ホーガン・ロヴェルズ、世界最大規模の石炭燃焼排ガスからのCO2回収および同CO2を利用する原油増進回収プロジェクトでJX日鉱日石開発に助言

2014年7月28日 (テキサス州ヒューストン/東京) ― ホーガン・ロヴェルズのデンバー、ヒューストン、ワシントンD.C.および東京事務所からなるクロスボーダーチームが、JX日鉱日石開発株式会社(「JX開発」)の100%子会社であるJX Nippon Oil Exploration (U.S.A.) Limited が出資するJX Nippon Oil Exploration (EOR) Limited1 とNRG Energy, Inc.(「NRG」)の100%子会社であるPetra Nova Holdings LLCの50:50合弁会社であるPetra Nova Parish Holdings LLC(「プロジェクト会社」)の設立に関し、JX開発にアドバイスを提供しました。

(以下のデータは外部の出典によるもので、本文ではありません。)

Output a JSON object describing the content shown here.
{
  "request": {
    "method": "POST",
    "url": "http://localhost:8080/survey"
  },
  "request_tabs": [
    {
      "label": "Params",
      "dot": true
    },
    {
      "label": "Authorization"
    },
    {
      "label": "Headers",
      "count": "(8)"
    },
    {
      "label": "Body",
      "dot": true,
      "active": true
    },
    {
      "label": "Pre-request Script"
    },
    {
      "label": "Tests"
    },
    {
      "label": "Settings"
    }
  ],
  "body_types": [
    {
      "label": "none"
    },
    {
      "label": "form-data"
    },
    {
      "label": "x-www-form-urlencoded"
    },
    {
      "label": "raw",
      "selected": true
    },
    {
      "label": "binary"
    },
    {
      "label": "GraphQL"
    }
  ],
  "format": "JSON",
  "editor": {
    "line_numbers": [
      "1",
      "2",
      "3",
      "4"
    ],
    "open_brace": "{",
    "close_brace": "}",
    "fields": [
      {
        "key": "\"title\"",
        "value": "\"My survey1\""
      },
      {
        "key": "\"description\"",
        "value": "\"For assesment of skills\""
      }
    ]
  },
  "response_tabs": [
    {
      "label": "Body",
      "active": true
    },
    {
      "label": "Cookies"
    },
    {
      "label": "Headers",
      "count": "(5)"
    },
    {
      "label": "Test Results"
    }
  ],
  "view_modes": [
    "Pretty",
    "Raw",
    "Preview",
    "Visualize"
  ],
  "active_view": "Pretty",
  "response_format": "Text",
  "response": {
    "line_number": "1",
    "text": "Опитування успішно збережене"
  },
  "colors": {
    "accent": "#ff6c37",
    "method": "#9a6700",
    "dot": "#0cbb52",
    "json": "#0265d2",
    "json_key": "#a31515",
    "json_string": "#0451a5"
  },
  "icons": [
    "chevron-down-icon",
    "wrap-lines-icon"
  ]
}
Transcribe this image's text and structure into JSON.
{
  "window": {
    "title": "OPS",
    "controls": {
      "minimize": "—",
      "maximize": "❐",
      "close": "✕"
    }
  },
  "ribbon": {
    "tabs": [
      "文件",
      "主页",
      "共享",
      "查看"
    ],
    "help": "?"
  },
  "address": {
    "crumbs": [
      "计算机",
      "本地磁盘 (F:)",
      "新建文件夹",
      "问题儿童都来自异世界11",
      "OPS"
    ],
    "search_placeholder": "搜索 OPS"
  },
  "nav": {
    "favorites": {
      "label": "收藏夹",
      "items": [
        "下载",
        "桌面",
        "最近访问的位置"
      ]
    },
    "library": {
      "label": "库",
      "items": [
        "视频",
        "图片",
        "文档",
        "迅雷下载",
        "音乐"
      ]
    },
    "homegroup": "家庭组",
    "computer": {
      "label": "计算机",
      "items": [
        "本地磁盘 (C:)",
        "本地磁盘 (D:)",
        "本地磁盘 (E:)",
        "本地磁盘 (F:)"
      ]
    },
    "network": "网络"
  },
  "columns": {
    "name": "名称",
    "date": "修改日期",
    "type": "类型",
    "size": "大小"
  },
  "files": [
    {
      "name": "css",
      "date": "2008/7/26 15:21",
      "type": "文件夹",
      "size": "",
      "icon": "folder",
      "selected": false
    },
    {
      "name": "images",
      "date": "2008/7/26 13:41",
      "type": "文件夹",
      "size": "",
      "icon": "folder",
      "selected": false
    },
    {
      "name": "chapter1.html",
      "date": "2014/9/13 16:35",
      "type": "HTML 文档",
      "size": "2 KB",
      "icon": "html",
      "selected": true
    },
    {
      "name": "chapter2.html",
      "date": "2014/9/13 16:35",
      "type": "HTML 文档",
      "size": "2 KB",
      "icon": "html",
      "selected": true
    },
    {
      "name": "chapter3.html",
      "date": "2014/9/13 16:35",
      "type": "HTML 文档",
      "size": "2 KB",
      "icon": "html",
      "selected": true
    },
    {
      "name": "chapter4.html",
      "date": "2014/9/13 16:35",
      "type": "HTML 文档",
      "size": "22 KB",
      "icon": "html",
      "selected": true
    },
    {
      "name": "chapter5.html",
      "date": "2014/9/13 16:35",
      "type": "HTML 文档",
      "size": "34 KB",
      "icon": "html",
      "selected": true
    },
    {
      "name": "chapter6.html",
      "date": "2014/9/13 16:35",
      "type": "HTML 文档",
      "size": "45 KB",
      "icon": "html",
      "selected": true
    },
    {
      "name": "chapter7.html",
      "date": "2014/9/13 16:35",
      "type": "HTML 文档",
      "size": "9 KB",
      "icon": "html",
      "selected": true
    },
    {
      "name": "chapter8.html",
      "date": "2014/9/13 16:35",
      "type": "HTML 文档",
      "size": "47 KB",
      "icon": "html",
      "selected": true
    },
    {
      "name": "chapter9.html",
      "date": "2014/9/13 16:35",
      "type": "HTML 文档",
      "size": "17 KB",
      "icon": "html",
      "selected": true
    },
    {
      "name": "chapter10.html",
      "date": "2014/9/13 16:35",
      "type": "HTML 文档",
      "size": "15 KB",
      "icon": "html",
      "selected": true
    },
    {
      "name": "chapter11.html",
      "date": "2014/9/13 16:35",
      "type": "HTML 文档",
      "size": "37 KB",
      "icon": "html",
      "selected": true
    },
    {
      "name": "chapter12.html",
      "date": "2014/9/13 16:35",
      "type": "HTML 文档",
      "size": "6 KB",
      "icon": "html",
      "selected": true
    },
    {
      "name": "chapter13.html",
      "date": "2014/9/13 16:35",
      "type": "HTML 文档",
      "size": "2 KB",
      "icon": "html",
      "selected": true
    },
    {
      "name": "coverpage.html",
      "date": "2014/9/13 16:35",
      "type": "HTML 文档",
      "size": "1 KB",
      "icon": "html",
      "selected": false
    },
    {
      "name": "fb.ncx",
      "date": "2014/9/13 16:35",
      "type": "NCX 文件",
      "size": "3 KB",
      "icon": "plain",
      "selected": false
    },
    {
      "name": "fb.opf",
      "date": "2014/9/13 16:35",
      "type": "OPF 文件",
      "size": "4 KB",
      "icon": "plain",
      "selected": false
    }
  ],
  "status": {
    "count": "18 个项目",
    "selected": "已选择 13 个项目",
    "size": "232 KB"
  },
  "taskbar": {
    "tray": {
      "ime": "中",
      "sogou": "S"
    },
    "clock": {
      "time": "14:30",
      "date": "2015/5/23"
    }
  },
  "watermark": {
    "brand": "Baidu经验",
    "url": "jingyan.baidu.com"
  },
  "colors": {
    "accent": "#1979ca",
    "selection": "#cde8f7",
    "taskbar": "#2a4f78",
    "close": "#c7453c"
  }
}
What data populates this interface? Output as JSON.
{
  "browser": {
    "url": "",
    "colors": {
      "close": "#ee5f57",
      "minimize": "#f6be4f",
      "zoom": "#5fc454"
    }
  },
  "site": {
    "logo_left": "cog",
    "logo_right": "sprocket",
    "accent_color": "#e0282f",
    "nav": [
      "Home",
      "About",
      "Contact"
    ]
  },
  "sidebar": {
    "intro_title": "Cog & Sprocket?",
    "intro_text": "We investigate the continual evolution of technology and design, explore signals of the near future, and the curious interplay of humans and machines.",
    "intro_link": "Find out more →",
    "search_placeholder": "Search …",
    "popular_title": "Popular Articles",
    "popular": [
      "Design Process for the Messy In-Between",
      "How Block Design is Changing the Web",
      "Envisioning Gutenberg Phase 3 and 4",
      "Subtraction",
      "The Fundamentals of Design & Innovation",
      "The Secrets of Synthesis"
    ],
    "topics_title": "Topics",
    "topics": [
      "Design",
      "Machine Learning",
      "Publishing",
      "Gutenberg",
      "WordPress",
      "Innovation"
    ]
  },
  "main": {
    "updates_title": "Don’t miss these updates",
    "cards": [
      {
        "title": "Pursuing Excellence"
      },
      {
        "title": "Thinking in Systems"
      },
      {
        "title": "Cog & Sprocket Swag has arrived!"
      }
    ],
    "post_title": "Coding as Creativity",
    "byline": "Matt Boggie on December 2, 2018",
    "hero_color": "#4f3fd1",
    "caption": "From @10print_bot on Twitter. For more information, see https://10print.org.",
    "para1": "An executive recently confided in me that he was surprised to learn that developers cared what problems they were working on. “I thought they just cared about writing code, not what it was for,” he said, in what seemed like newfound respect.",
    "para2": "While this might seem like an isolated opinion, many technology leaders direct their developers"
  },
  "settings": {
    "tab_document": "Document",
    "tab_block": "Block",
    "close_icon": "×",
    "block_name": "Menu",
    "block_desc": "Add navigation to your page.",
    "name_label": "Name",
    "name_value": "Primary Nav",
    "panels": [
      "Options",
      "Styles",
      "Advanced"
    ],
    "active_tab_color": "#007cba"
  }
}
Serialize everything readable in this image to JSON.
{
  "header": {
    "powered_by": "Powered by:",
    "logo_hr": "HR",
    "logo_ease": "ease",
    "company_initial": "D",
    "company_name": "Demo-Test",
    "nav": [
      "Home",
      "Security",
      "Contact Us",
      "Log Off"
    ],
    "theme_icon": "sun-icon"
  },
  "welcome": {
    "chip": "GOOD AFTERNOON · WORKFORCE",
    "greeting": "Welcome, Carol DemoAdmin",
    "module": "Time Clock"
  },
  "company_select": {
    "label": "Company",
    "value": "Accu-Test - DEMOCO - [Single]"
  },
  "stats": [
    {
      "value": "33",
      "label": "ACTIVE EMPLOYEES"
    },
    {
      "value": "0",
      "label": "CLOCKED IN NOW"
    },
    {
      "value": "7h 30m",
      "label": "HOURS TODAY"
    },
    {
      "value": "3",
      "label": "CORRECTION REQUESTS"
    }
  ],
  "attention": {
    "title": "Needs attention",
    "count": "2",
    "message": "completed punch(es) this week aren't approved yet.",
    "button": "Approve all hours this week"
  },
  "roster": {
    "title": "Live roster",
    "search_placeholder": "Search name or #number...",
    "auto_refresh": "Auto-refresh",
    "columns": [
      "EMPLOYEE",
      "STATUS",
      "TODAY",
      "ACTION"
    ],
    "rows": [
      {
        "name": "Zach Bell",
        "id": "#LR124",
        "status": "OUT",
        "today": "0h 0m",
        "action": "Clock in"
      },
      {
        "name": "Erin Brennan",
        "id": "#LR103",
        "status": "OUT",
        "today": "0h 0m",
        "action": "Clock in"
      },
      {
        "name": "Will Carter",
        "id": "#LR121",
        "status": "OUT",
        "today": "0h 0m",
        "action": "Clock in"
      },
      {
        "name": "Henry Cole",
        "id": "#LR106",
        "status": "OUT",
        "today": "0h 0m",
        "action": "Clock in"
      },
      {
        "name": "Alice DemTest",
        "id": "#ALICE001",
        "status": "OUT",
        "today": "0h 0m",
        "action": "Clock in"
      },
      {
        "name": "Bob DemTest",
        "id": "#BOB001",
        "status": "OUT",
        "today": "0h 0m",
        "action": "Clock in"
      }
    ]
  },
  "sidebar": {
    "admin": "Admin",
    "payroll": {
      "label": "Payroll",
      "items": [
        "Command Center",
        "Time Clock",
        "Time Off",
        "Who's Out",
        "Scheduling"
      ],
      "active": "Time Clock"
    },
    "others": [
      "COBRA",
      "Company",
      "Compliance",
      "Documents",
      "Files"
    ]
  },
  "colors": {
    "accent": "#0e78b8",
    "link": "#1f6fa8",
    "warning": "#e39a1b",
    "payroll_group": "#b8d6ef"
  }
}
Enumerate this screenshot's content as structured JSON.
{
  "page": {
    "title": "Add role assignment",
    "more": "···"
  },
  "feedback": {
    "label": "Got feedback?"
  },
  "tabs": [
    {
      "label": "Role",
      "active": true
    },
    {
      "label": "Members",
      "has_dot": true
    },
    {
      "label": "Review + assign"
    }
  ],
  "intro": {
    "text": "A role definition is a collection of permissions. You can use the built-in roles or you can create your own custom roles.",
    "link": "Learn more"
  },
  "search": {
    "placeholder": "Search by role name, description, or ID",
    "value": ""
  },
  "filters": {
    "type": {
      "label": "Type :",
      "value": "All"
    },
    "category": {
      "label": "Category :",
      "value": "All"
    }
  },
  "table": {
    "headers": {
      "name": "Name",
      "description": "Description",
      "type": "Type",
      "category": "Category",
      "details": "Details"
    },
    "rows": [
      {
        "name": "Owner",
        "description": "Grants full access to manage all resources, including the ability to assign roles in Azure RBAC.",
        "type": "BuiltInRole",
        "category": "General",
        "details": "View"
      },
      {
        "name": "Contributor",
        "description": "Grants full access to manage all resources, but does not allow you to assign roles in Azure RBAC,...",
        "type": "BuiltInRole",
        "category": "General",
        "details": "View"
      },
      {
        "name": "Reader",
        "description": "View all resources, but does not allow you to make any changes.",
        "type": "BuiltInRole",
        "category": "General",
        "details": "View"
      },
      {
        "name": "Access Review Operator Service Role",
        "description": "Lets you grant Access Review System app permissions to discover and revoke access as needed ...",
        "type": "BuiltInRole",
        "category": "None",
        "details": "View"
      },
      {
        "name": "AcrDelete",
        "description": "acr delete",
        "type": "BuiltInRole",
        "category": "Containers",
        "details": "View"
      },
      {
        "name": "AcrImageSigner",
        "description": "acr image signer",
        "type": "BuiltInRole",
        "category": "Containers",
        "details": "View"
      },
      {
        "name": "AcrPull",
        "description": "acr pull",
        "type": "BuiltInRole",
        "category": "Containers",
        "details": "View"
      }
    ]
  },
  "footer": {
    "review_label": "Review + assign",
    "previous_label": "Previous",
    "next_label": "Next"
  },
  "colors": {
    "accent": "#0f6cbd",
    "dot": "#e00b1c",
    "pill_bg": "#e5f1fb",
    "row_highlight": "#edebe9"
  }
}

プロジェクト会社は、米国テキサス州のW. A. パリッシュ石炭火力発電所(NRGが保有する米国最大規模の石炭火力発電所。ヒューストンの南西部所在)に、燃焼排ガスからCO2を回収する世界最大規模のプラント(「CO2回収プラント」)を建設し、回収したCO2をテキサス州のウェスト・ランチ油田(同発電所の南西約130kmに所在)の地下に圧入することで、原油の増産を図ります。 同時に、このスキームを通じて、これまで同石炭火力発電所から大気中に放出されていたCO2を、年間約160万トン削減することができます。

本件は、石炭火力発電所から大気中へ排出する温暖化ガス(CO2)の低減と、油田における原油生産量の飛躍的な増加を同時に実現できる画期的なプロジェクトであり、CO2の圧入により石油の増産を目指す取り組みの中でも、石炭火力発電所から排出されるガスを活用して商業化に導いた案件という点で、先進的なものといえます。

2016年第4四半期からCO2回収プラントの商業運転およびウェスト・ランチ油田へのCO2の圧入を開始する予定です。

本プロジェクトの必要資金については、クリーン・コール・パワー・イニシャチブ・プログラム2のもと、米国エネルギー省から補助金(167百万米ドル)が得られるほか、株式会社国際協力銀行および株式会社みずほ銀行との間で、プロジェクト・ファイナンス方式での融資に合意しており、総額では約10億米ドルの投資規模を見込んでおります。なお、みずほ銀行の融資に対しては、独立行政法人日本貿易保険による保険が付保されます。

本プロジェクトは、ホーガン・ロヴェルズのデンバー事務所の環境部門パートナーのJennifer Biever、ヒューストン事務所のエネルギー部門パートナーのDavid Locascio、ワシントンD.C.事務所のエネルギー部門パートナーのMary Anne Sullivan、そして東京事務所のエネルギー関連の案件に携わるシニアアソシエイトのLuke Edneyが率いるチームが担当し、様々な取引、建設・プロジェクトファイナンス関連書類、契約・環境・規制に係るデューデリジェンスや分析、米エネルギー省の要件の確認、CFIUS(米外国投資委員会)の要件の遵守など、様々な面においてJX開発に法律上のサポートを提供しました。

本プロジェクトの内容については、JX開発のプレス・リリースもご覧下さい。

1 JX 開発が100%出資するJX Nippon Oil Exploration (U.S.A.) Limitedの100%子会社
2 米国における環境調和的な石炭利用技術の促進政策

ホーガン・ロヴェルズについて

ホーガン・ロヴェルズは、世界中のクライアントにビジネス上の見地から質の高いリーガルアドバイスを提供している国際法律事務所です。

「ホーガン・ロヴェルズ」または「当事務所」という語は、ホーガン・ロヴェルズ・インターナショナルLLP、ホーガン・ロヴェルズUS LLPおよびそれらの系列事務所により構成される国際的な法律事務所を意味するものです。